Thanks to Michael Scroggins for telling us about the post by Izani about “Charting territories without maps.”

Drawing one’s own maps to tell others how to get to one has to be related to Kalmar’s (and Velasquez’s) account of people making their own glossaries to help in getting to speak in another language (Kalmar 2001; Velasquez 2014).  And it has to be under the same constraints as any attempts to give other people instructions (Garfinkel 2002: 92).

The fun part of the post was the quote from Borges, expanding on Lewis Carroll (thanks Wikipedia!), about a map that would have the scale of one mile to the mile and how this somehow relates to Google Maps altogether quixotic goal of mapping the whole earth: who knows that, eventually, we will be able to zoom to one foot by one foot…

There is, however, an alternative that has been tried and, mostly, succeeded: writing the one to one map onto the territory.  That is, for example, on May 20, 1785, the Congress of the United States Acted that [the territory would be divided] “into townships of 6 miles square, by lines running due north and south, and others crossing these at right angles, as near as may by…. The lines shall be measured with a chain; … and exactly described on a plat” (Linklater, 2002: 73).   And then, a surveyor was sent to write the map, starting someplace in eastern Ohio. Thus one could look at the landscape to find out and tell where one was.  No need for a map when one knows that one is standing the corner of the 42nd street and the 8th avenue (Manhattan’s grid pattern was laid out soon after that which shaped the Western territories).

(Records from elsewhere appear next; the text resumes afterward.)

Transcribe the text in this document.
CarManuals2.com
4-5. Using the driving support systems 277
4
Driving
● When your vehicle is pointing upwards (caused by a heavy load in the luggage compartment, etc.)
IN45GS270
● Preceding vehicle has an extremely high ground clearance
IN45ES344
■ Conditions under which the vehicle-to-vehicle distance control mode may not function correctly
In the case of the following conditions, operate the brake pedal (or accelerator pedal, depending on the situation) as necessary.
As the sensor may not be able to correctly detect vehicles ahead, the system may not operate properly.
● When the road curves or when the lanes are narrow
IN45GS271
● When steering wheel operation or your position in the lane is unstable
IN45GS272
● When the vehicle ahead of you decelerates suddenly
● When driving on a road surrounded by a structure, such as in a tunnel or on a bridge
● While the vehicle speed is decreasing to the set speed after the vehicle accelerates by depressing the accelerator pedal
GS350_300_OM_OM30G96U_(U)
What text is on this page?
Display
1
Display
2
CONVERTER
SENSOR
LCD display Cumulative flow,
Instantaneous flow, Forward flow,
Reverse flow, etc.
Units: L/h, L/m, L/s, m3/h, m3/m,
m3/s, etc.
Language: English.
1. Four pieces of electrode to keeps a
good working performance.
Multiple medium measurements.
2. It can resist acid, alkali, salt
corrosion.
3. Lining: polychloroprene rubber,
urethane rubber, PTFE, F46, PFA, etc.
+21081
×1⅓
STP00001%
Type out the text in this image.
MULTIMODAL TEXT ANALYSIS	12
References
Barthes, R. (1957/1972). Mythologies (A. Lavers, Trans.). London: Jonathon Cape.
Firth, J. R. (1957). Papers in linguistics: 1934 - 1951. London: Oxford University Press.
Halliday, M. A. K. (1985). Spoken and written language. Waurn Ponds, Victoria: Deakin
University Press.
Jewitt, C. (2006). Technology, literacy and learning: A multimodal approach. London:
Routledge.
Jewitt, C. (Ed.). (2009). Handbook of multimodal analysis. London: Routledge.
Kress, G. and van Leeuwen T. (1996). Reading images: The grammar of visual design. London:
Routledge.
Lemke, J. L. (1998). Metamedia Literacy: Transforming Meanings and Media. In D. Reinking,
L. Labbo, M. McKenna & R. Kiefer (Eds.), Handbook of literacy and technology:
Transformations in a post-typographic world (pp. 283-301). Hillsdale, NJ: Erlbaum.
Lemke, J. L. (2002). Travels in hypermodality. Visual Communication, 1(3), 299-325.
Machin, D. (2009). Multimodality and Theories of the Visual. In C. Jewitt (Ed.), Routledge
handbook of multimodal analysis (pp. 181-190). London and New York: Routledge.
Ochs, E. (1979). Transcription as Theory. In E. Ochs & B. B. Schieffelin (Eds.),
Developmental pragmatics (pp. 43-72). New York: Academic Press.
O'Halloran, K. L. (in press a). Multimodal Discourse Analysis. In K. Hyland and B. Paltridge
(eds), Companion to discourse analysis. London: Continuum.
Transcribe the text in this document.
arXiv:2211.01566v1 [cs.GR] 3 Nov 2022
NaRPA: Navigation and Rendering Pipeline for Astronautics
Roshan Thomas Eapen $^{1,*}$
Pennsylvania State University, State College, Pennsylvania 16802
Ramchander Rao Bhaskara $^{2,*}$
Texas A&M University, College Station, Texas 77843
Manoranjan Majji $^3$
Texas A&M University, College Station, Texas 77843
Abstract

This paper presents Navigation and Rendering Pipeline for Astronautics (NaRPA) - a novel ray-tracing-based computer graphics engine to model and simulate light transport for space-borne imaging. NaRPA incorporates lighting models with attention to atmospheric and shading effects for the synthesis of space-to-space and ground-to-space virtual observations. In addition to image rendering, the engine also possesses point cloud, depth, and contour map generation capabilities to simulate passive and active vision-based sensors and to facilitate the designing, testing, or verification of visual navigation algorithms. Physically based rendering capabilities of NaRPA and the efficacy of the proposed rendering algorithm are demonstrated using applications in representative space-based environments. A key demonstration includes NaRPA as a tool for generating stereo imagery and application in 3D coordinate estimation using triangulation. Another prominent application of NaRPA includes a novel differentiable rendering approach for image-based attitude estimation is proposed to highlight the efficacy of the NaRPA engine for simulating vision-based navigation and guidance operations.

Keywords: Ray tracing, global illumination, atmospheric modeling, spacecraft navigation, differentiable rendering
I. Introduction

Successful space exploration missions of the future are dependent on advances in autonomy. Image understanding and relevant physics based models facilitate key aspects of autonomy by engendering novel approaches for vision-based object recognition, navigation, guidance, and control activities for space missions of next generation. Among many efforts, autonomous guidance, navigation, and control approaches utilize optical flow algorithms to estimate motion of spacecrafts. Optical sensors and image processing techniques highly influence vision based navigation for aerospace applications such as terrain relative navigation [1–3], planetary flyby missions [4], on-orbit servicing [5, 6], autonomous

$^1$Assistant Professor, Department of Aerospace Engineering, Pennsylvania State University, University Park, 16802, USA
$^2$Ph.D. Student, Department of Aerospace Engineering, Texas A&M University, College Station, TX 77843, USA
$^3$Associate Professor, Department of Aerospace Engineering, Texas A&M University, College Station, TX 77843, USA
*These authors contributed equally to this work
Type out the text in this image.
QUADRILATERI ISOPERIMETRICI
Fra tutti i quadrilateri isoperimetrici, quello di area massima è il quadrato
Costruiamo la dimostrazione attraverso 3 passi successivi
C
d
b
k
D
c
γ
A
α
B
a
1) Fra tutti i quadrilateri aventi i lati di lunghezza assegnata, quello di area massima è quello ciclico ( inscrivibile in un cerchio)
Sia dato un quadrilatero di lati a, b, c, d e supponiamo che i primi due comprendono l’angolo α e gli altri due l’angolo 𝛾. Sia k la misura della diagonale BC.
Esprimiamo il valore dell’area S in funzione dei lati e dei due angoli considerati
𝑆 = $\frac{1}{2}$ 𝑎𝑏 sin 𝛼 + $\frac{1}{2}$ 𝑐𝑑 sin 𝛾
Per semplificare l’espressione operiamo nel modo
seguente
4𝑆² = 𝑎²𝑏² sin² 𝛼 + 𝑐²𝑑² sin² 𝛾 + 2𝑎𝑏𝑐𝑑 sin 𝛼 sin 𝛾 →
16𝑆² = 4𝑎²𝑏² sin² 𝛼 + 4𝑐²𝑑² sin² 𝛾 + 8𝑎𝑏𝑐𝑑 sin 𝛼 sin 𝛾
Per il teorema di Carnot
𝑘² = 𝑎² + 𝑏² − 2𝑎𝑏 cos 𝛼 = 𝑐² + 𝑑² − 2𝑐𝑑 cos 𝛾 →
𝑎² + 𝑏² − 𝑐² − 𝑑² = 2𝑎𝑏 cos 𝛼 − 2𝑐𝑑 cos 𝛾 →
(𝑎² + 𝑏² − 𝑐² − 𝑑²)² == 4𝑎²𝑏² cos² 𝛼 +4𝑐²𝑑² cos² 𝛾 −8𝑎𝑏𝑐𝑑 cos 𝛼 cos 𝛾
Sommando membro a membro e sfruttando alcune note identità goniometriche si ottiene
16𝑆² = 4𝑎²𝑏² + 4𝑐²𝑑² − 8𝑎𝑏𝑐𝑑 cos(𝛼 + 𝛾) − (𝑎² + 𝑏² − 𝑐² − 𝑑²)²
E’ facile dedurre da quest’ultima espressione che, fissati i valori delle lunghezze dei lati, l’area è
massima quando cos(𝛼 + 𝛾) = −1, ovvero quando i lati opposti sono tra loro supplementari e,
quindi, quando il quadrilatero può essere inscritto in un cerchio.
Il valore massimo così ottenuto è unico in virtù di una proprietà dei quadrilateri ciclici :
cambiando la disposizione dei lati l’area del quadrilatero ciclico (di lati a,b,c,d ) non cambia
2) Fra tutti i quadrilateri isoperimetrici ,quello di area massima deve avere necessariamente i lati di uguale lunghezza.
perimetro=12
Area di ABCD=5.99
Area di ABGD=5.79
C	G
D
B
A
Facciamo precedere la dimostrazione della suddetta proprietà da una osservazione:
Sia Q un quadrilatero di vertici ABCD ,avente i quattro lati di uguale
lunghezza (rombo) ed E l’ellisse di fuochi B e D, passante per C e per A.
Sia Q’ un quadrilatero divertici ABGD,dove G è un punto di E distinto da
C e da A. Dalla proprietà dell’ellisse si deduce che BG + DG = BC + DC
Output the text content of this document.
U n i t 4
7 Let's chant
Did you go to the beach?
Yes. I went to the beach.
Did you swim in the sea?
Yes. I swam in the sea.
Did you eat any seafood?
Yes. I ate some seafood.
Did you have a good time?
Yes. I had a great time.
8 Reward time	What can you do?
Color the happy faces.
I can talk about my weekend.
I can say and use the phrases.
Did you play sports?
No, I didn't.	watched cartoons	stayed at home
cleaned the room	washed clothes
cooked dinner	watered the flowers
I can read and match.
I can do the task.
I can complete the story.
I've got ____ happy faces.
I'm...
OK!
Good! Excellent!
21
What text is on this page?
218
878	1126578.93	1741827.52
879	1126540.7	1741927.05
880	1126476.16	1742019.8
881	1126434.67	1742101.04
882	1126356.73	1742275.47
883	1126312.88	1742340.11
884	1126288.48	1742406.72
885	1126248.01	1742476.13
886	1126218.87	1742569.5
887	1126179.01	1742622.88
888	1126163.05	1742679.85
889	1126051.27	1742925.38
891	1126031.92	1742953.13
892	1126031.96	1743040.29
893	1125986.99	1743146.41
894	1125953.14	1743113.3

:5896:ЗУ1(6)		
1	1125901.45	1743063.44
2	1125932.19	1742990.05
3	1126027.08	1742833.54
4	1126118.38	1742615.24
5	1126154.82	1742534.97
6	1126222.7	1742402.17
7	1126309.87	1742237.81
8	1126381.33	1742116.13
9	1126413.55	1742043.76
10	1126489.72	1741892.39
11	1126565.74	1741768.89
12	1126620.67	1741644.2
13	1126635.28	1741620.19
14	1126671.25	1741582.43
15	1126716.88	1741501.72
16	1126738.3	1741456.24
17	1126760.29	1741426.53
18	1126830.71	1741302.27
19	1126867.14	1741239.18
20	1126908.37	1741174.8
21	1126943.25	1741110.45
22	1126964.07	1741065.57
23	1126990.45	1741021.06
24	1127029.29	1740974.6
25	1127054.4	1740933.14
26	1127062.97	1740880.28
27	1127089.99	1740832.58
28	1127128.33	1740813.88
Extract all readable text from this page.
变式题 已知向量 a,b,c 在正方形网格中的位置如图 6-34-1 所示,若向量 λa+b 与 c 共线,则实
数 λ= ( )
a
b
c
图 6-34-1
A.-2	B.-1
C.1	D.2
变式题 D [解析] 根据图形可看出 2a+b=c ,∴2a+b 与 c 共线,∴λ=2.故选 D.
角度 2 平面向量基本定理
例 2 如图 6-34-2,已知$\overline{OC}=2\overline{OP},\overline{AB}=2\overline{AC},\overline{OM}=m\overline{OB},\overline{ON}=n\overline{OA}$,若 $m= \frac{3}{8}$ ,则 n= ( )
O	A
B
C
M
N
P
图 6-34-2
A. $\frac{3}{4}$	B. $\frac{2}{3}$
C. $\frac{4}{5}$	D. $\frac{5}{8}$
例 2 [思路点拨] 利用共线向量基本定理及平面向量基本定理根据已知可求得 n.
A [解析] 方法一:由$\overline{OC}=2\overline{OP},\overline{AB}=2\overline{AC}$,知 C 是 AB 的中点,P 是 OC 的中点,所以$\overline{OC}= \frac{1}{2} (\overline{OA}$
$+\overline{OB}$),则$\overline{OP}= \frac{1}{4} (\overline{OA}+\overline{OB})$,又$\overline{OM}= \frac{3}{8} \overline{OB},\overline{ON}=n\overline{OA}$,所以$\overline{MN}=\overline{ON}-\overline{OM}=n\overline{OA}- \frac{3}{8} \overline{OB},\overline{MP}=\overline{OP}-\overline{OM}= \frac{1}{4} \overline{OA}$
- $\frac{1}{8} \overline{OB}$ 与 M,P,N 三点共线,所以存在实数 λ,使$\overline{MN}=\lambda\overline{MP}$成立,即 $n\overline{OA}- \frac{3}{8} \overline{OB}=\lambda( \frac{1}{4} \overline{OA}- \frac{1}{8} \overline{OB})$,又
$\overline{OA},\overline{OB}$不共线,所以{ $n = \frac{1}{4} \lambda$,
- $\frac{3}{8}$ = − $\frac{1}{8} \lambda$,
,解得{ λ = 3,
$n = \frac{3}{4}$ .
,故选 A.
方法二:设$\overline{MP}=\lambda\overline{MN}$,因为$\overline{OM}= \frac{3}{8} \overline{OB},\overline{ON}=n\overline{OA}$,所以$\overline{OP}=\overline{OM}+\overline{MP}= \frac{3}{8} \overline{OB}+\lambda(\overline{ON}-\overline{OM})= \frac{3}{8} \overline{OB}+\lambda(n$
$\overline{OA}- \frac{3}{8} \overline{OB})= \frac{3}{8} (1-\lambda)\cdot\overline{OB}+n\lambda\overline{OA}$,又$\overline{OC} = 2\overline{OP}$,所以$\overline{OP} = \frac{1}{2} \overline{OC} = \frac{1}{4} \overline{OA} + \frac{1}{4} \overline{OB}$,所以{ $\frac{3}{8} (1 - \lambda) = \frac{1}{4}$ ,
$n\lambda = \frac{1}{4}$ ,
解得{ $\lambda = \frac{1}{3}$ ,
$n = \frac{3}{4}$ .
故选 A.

Before that, of course, from the Romans onward, empires and states have told the traveler (trader, army officers) how far they were from the capital.  The tire-making corporation Michelin is famous in France for its maps, and also for the ubiquitous markers telling tourists where they are and how to get to the next village.  Thereby, besides helping the German invading divisions at the beginning of the Second World War, Michelin helped write on the territory a landscape of villages and other places with visible boundaries and names that were not always “there” before and now “are always already there.”  This, of course, is what appears to be missing in Izani’s Laos: thus the need for making one’s own maps.

(So, could it be that grammars and dictionaries are, also, maps relieving us from the task of instructing each other how to find each other…: “check you GPS, man!”)

(Even more wildly: is Saussure’s “synchrony” one of the immortal, standing crap games (Garfinkel 2002) we cannot escape? Answer: Of course!)